LLM_based_07

2026-05-06

学习笔记

7.2k 词

强化学习

知识点

风险：

幻觉
有害内容（毒性、歧视）
奖励黑客：找漏洞提升RM，编造废话和拒绝回答

阶段2奖励：

数据形式，标记
训练打分器

阶段3RL：

PPO算法
- 要求：
  - 调参数，提高RM
  - 近端，小步快跑，限制每次更新的幅度
- 缺点：
  - 训练不稳定：多个环节强耦合
DPO（直接偏好优化）
- 要求：
  - 采用分类损失函数
  - 比较相对概率差
  - W上升，L下降
- 优点：
  - 省资源
  - 稳
  - 快
- 缺点：
  - 复杂情况，推理不佳

初级任务

Banana任务——受限生成对齐
SFT：收集成千上万条人工编写的对话数据进行微调
RL：写出规则来“评分”，模型自己学习“怎么做”
硬性代码逻辑if-else 来控制输出格式

任务目标

“受限生成”任务：
- A:以Sure:开头
- B:以banana结尾
- C:回答简短（对冗长输出惩罚）
Policy:Qwen
Reward:Python函数，格式正确+1.0，否则不得分

必要导包

import torch
from transformers import AutoTokenizer, AutoModelForCausalLM
from datasets import Dataset
from trl import RLOOConfig, RLOOTrainer

载入模型

直接调用transformers

model_path = "./models/Qwen2.5-0.5B-Instruct"

# 自动匹配模型
tokenizer = AutoTokenizer.from_pretrained(model_path, trust_remote_code=True)
model = AutoModelForCausalLM.from_pretrained(model_path, trust_remote_code=True).to(device)

# Qwen的 padding设置
if tokenizer.pad_token is None:
    # 没有就用结束符代替
    tokenizer.pad_token=tokenizer.eos_token
# 生成任务必须左侧 padding，不然看到末尾当成上下文了
tokenizer.padding_side="left"

准备数据集

使用 Chat Template

因为，现代模型必须用 user/assistant 的对话格式

# Prompt转换为 chat格式
def apply_chat_template(text):
    return tokenizer.apply_chat_template(
        [{"role":"user","content":text}],
        # 不直接返回 token id，只返回拼好的字符串
        tokenize=False,
        # 在生成任务中，自动在末尾加上生成提示，或者起始标记
        add_generation_prompt=True
    )

formatted_prompts=[apply_chat_template(p) for p in raw_prompts]

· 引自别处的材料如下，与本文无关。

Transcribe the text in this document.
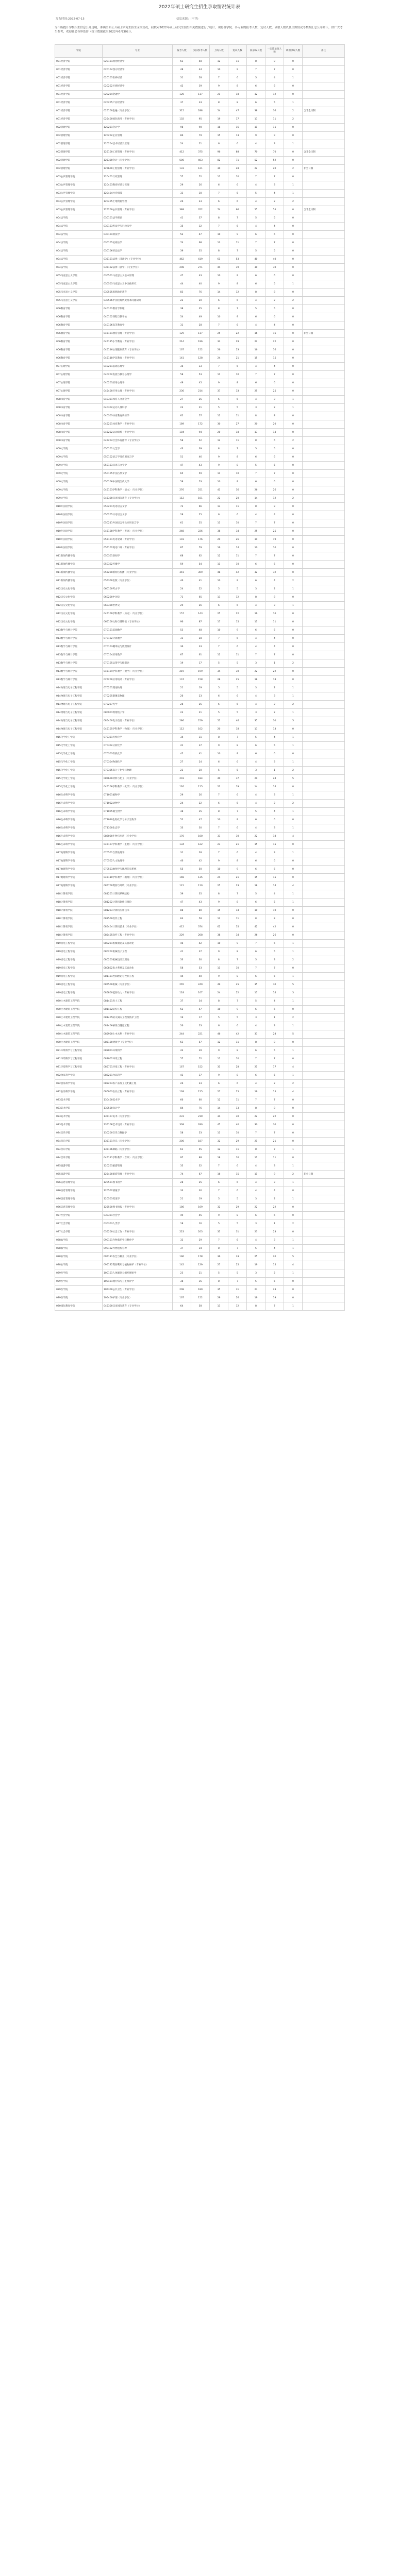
2022年硕士研究生招生录取情况统计表
发布时间:2022-07-15	信息来源：(不详)

为不断提升学校招生信息公开透明，准确全面公开硕士研究生招生录取情况，我校对2022年硕士研究生招生相关数据进行了统计，现将各学院、各专业的报考人数、复试人数、录取人数以及生源情况等数据汇总公布如下，供广大考生参考，欢迎社会各界监督（统计数据截至2022年6月30日）。

学院	专业	报考人数	实际参考人数	上线人数	复试人数	拟录取人数	一志愿录取人数	调剂录取人数	备注
001经济学院	020101政治经济学	63	58	12	11	8	8	0	
001经济学院	020104西方经济学	48	44	10	9	7	7	0	
001经济学院	020105世界经济	31	28	7	6	5	4	1	
001经济学院	020202区域经济学	42	39	9	8	6	6	0	
001经济学院	020204金融学	126	117	21	18	12	12	0	
001经济学院	020205产业经济学	37	33	8	8	6	5	1	
001经济学院	025100金融（专业学位）	315	288	54	47	38	36	2	含非全日制
001经济学院	025400国际商务（专业学位）	102	95	19	17	13	11	2	
002管理学院	120201会计学	98	90	18	16	11	11	0	
002管理学院	120202企业管理	86	79	15	13	9	9	0	
002管理学院	120204技术经济及管理	24	21	6	6	4	3	1	
002管理学院	125100工商管理（专业学位）	412	375	96	88	70	70	0	含非全日制
002管理学院	125300会计（专业学位）	506	463	82	71	52	52	0	
002管理学院	125600工程管理（专业学位）	133	121	30	28	22	20	2	非全日制
003公共管理学院	120401行政管理	57	52	11	10	7	7	0	
003公共管理学院	120403教育经济与管理	29	26	6	6	4	3	1	
003公共管理学院	120404社会保障	33	30	7	6	5	4	1	
003公共管理学院	120405土地资源管理	26	23	6	6	4	2	2	
003公共管理学院	125200公共管理（专业学位）	388	352	74	66	55	55	0	含非全日制
004法学院	030101法学理论	41	37	8	7	5	5	0	
004法学院	030103宪法学与行政法学	35	32	7	6	4	4	0	
004法学院	030104刑法学	52	47	10	9	6	6	0	
004法学院	030105民商法学	74	68	13	11	7	7	0	
004法学院	030106诉讼法学	39	35	8	7	5	5	0	
004法学院	035101法律（非法学）（专业学位）	462	419	61	53	40	40	0	
004法学院	035102法律（法学）（专业学位）	298	271	44	39	30	30	0	
005马克思主义学院	030501马克思主义基本原理	47	43	10	9	6	6	0	
005马克思主义学院	030503马克思主义中国化研究	44	40	9	8	6	5	1	
005马克思主义学院	030505思想政治教育	83	76	14	12	8	8	0	
005马克思主义学院	030506中国近现代史基本问题研究	22	20	6	6	4	2	2	
006教育学院	040101教育学原理	38	35	8	7	5	5	0	
006教育学院	040102课程与教学论	54	49	10	9	6	6	0	
006教育学院	040106高等教育学	31	28	7	6	4	4	0	
006教育学院	045101教育管理（专业学位）	129	117	25	22	16	16	0	非全日制
006教育学院	045115小学教育（专业学位）	214	196	33	29	22	22	0	
006教育学院	045116心理健康教育（专业学位）	167	152	26	23	16	16	0	
006教育学院	045118学前教育（专业学位）	141	128	24	21	15	15	0	
007心理学院	040201基础心理学	36	33	7	6	4	4	0	
007心理学院	040202发展与教育心理学	58	53	11	10	7	7	0	
007心理学院	040203应用心理学	49	45	9	8	6	6	0	
007心理学院	045400应用心理（专业学位）	236	214	37	33	25	25	0	
008体育学院	040301体育人文社会学	27	25	6	6	4	3	1	
008体育学院	040302运动人体科学	23	21	5	5	3	2	1	
008体育学院	040303体育教育训练学	62	57	12	11	8	8	0	
008体育学院	045201体育教学（专业学位）	189	172	30	27	20	20	0	
008体育学院	045202运动训练（专业学位）	104	94	20	18	13	13	0	
008体育学院	045204社会体育指导（专业学位）	58	52	12	11	8	6	2	
009文学院	050101文艺学	43	39	8	7	5	5	0	
009文学院	050102语言学及应用语言学	51	46	9	8	6	6	0	
009文学院	050103汉语言文字学	47	43	9	8	5	5	0	
009文学院	050105中国古代文学	65	59	11	10	7	7	0	
009文学院	050106中国现当代文学	58	53	10	9	6	6	0	
009文学院	045103学科教学（语文）（专业学位）	276	251	41	36	26	26	0	
009文学院	045300汉语国际教育（专业学位）	112	101	22	20	14	12	2	
010外国语学院	050201英语语言文学	72	66	13	11	8	8	0	
010外国语学院	050205日语语言文学	28	25	6	6	4	4	0	
010外国语学院	050211外国语言学及应用语言学	61	55	11	10	7	7	0	
010外国语学院	045108学科教学（英语）（专业学位）	248	226	38	34	25	25	0	
010外国语学院	055101英语笔译（专业学位）	193	176	29	26	19	19	0	
010外国语学院	055102英语口译（专业学位）	87	79	16	14	10	10	0	
011新闻传播学院	050301新闻学	68	62	12	11	7	7	0	
011新闻传播学院	050302传播学	59	54	11	10	6	6	0	
011新闻传播学院	055200新闻与传播（专业学位）	341	309	48	42	32	32	0	
011新闻传播学院	055300出版（专业学位）	46	41	10	9	6	4	2	
012历史文化学院	060100考古学	24	22	5	5	3	2	1	
012历史文化学院	060200中国史	71	65	13	12	8	8	0	
012历史文化学院	060300世界史	29	26	6	6	4	3	1	
012历史文化学院	045109学科教学（历史）（专业学位）	157	143	25	22	16	16	0	
012历史文化学院	065100文物与博物馆（专业学位）	96	87	17	15	11	11	0	
013数学与统计学院	070101基础数学	53	48	10	9	6	6	0	
013数学与统计学院	070102计算数学	31	28	7	6	4	4	0	
013数学与统计学院	070103概率论与数理统计	36	33	7	6	4	4	0	
013数学与统计学院	070104应用数学	67	61	12	11	7	7	0	
013数学与统计学院	070105运筹学与控制论	19	17	5	5	3	1	2	
013数学与统计学院	045104学科教学（数学）（专业学位）	219	199	34	30	22	22	0	
013数学与统计学院	025200应用统计（专业学位）	174	158	28	25	18	18	0	
014物理与电子工程学院	070201理论物理	21	19	5	5	3	2	1	
014物理与电子工程学院	070205凝聚态物理	26	23	6	6	4	3	1	
014物理与电子工程学院	070207光学	28	25	6	6	4	2	2	
014物理与电子工程学院	080901物理电子学	23	21	5	5	3	2	1	
014物理与电子工程学院	085400电子信息（专业学位）	286	259	51	46	35	30	5	
014物理与电子工程学院	045105学科教学（物理）（专业学位）	112	102	20	18	13	13	0	
015化学化工学院	070301无机化学	34	31	8	7	5	4	1	
015化学化工学院	070302分析化学	41	37	9	8	6	5	1	
015化学化工学院	070303有机化学	45	41	10	9	6	6	0	
015化学化工学院	070304物理化学	27	24	6	6	4	3	1	
015化学化工学院	070305高分子化学与物理	22	20	5	5	3	1	2	
015化学化工学院	085600材料与化工（专业学位）	203	184	40	37	29	24	5	
015化学化工学院	045106学科教学（化学）（专业学位）	126	115	22	19	14	14	0	
016生命科学学院	071001植物学	29	26	7	6	4	3	1	
016生命科学学院	071002动物学	24	22	6	6	4	2	2	
016生命科学学院	071005微生物学	38	35	8	7	5	4	1	
016生命科学学院	071010生物化学与分子生物学	52	47	10	9	6	6	0	
016生命科学学院	071300生态学	33	30	7	6	4	3	1	
016生命科学学院	086000生物与医药（专业学位）	176	160	33	30	22	18	4	
016生命科学学院	045107学科教学（生物）（专业学位）	134	122	23	21	15	15	0	
017地理科学学院	070501自然地理学	31	28	7	6	4	3	1	
017地理科学学院	070502人文地理学	46	42	9	8	6	6	0	
017地理科学学院	070503地图学与地理信息系统	55	50	10	9	6	6	0	
017地理科学学院	045110学科教学（地理）（专业学位）	148	135	24	21	15	15	0	
017地理科学学院	085700资源与环境（专业学位）	121	110	25	23	18	14	4	
018计算机学院	081201计算机系统结构	39	35	8	7	5	4	1	
018计算机学院	081202计算机软件与理论	47	43	9	8	6	5	1	
018计算机学院	081203计算机应用技术	88	80	15	14	10	10	0	
018计算机学院	083500软件工程	64	58	12	11	8	8	0	
018计算机学院	085404计算机技术（专业学位）	412	374	62	55	42	42	0	
018计算机学院	085405软件工程（专业学位）	229	208	38	34	26	26	0	
019机电工程学院	080201机械制造及其自动化	46	42	10	9	7	6	1	
019机电工程学院	080202机械电子工程	41	37	9	8	6	5	1	
019机电工程学院	080203机械设计及理论	33	30	8	7	5	3	2	
019机电工程学院	080802电力系统及其自动化	58	53	11	10	7	7	0	
019机电工程学院	081101控制理论与控制工程	44	40	9	8	6	5	1	
019机电工程学院	085500机械（专业学位）	265	240	49	45	35	30	5	
019机电工程学院	085800能源动力（专业学位）	118	107	24	22	17	14	3	
020土木建筑工程学院	081401岩土工程	37	34	8	7	5	4	1	
020土木建筑工程学院	081402结构工程	52	47	10	9	6	6	0	
020土木建筑工程学院	081405防灾减灾工程及防护工程	19	17	5	5	3	1	2	
020土木建筑工程学院	081406桥梁与隧道工程	26	23	6	6	4	3	1	
020土木建筑工程学院	085900土木水利（专业学位）	244	221	46	42	33	28	5	
020土木建筑工程学院	085100建筑学（专业学位）	63	57	12	11	8	8	0	
021环境科学与工程学院	083001环境科学	43	39	9	8	6	5	1	
021环境科学与工程学院	083002环境工程	57	52	11	10	7	7	0	
021环境科学与工程学院	085701环境工程（专业学位）	167	152	31	28	21	17	4	
022食品科学学院	083201食品科学	41	37	9	8	6	5	1	
022食品科学学院	083203农产品加工及贮藏工程	26	23	6	6	4	2	2	
022食品科学学院	086003食品工程（专业学位）	138	125	27	25	19	15	4	
023美术学院	130400美术学	66	60	12	11	7	7	0	
023美术学院	130500设计学	84	76	14	13	8	8	0	
023美术学院	135107美术（专业学位）	231	210	34	30	22	22	0	
023美术学院	135108艺术设计（专业学位）	308	280	45	40	30	30	0	
024音乐学院	130200音乐与舞蹈学	58	53	11	10	7	7	0	
024音乐学院	135101音乐（专业学位）	206	187	32	29	21	21	0	
024音乐学院	135106舞蹈（专业学位）	61	55	12	11	8	7	1	
024音乐学院	045111学科教学（音乐）（专业学位）	97	88	18	16	11	11	0	
025旅游学院	120203旅游管理	35	32	7	6	4	3	1	
025旅游学院	125400旅游管理（专业学位）	74	67	16	15	11	9	2	非全日制
026信息管理学院	120501图书馆学	28	25	6	6	4	3	1	
026信息管理学院	120502情报学	33	30	7	6	4	4	0	
026信息管理学院	120503档案学	21	19	5	5	3	2	1	
026信息管理学院	125500图书情报（专业学位）	186	169	32	29	22	22	0	
027社会学院	030301社会学	49	45	9	8	6	6	0	
027社会学院	030303人类学	18	16	5	5	3	1	2	
027社会学院	035200社会工作（专业学位）	223	203	35	31	23	23	0	
028农学院	090101作物栽培学与耕作学	32	29	7	6	4	3	1	
028农学院	090102作物遗传育种	37	34	8	7	5	4	1	
028农学院	095131农艺与种业（专业学位）	196	178	36	33	25	20	5	
028农学院	095132资源利用与植物保护（专业学位）	142	129	27	25	19	15	4	
029医学院	100101人体解剖与组织胚胎学	23	21	5	5	3	2	1	
029医学院	100401流行病与卫生统计学	38	35	8	7	5	5	0	
029医学院	105300公共卫生（专业学位）	208	189	35	31	23	23	0	
029医学院	105400护理（专业学位）	167	152	29	26	19	19	0	
030国际教育学院	045300汉语国际教育（专业学位）	64	58	13	12	8	7	1	
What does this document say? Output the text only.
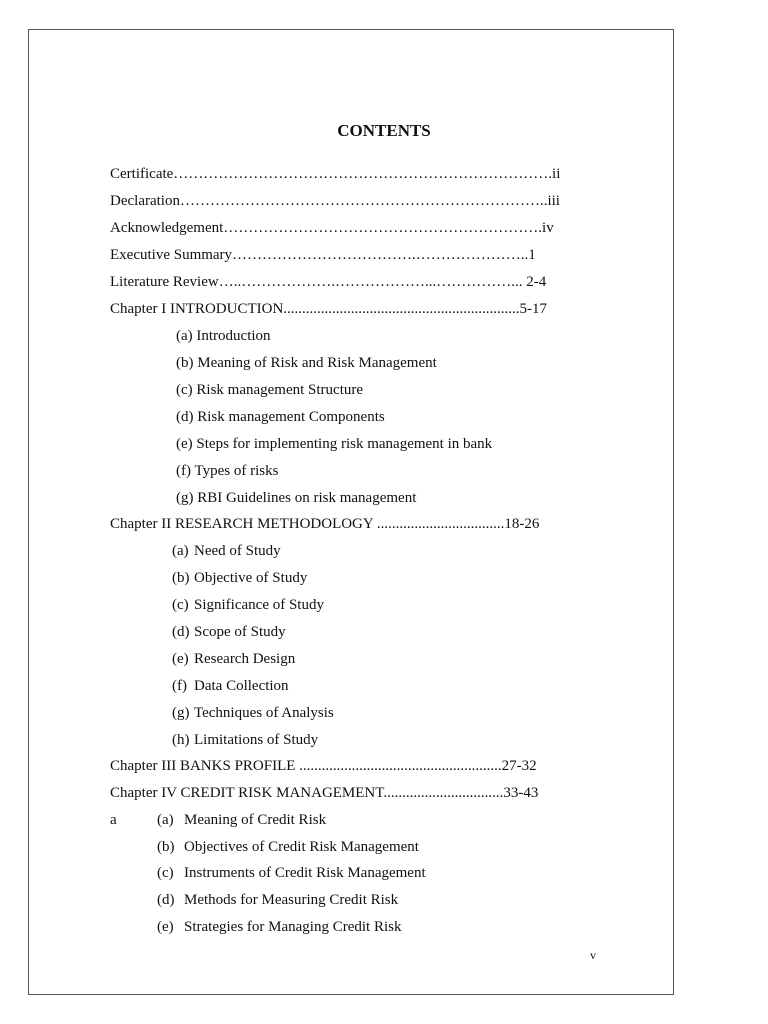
CONTENTS

Certificate………………………………………………………………….ii

Declaration………………………………………………………………..iii

Acknowledgement……………………………………………………….iv

Executive Summary……………………………….…………………..1

Literature Review…..……………….………………...……………... 2-4

Chapter I INTRODUCTION...............................................................5-17

(a) Introduction

(b) Meaning of Risk and Risk Management

(c) Risk management Structure

(d) Risk management Components

(e) Steps for implementing risk management in bank

(f) Types of risks

(g) RBI Guidelines on risk management

Chapter II RESEARCH METHODOLOGY ..................................18-26

(a) Need of Study

(b) Objective of Study

(c) Significance of Study

(d) Scope of Study

(e) Research Design

(f) Data Collection

(g) Techniques of Analysis

(h) Limitations of Study

Chapter III BANKS PROFILE ......................................................27-32

Chapter IV CREDIT RISK MANAGEMENT................................33-43

a	(a) Meaning of Credit Risk

(b) Objectives of Credit Risk Management

(c) Instruments of Credit Risk Management

(d) Methods for Measuring Credit Risk

(e) Strategies for Managing Credit Risk

v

# 把列表格式文本转换成可训练 Dataset对象，扩充数据集，多跑几轮
train_ds=Dataset.from_dict({"prompt":formatted_prompts*5})

Reward函数

奖励和惩罚

# 弱提示，内部函数
def _extract_text(completion):
    """提取生成的纯文本内容"""
    # list,dict,纯字符串三种情况
    # list
    if isinstance(completion,list) and len(completion)>0:
        # 字典
        return completion[0].get("content","") if isinstance(completion[0],dict) else completion[0] # 字符串
    return str(completion)

# **kwargs：允许传入额外参数，虽然当前函数不使用，但可以为未来扩展留接口
# 即可以接收任意多参数，但不强制要求调用者提供
def reward_format_banana(completions,**kwargs):
    rewards=[]
    for c in completions:
        t=_extract_text(c).strip()

        score=0.0
        # 1：奖励以Sure:开头
        if t.startswith("Sure:"):
            score+=1.0

        # 2：奖励以banana结尾
        # 去掉末尾标点和空格后检查
        clean_text=t.rstrip(".,!?:;\"'")
        if clean_text.lower().endswith("banana"):
            score+=1.0
        
        # 3：负向奖励，完全没提到banana，给惩罚
        if "banana" not in t.lower():
            score-=0.5

        # 4：长度惩罚
        length_penalty=0.005*len(t.split())
        rewards.append(score-length_penalty)
    return rewards

检验

"""
验证函数
"""
# @torch.no_grad()：装饰器，表示在这个函数中不需要计算梯度，节省内存和计算资源
@torch.no_grad()
def evaluate_model(header="Current Status"):
    print(f"\n=== {header} ===")
    model.eval()
    success_count=0
    # 测试三个不一样prompt
    test_prompts=formatted_prompts[:3]

    for p_text in test_prompts:
        # 把结果返回成 PyTorch 的 Tensor
        inputs=tokenizer(p_text,return_tensors="pt").to(device)

        # 降低生成温度，增加确定性
        # **inputs：解包输入字典，把键值对作为独立参数传入函数
        # 具体来说，就是把 inputs中的 input_ids, attention_mask等参数直接传给 model.generate
        out=model.generate(
            **inputs,
            max_new_tokens=32,
            do_sample=True,
            temperature=0.7,
            pad_token_id=tokenizer.eos_token_id
        )

        # 解码，去掉prompt
        full_text=tokenizer.decode(out[0],skip_special_tokens=True)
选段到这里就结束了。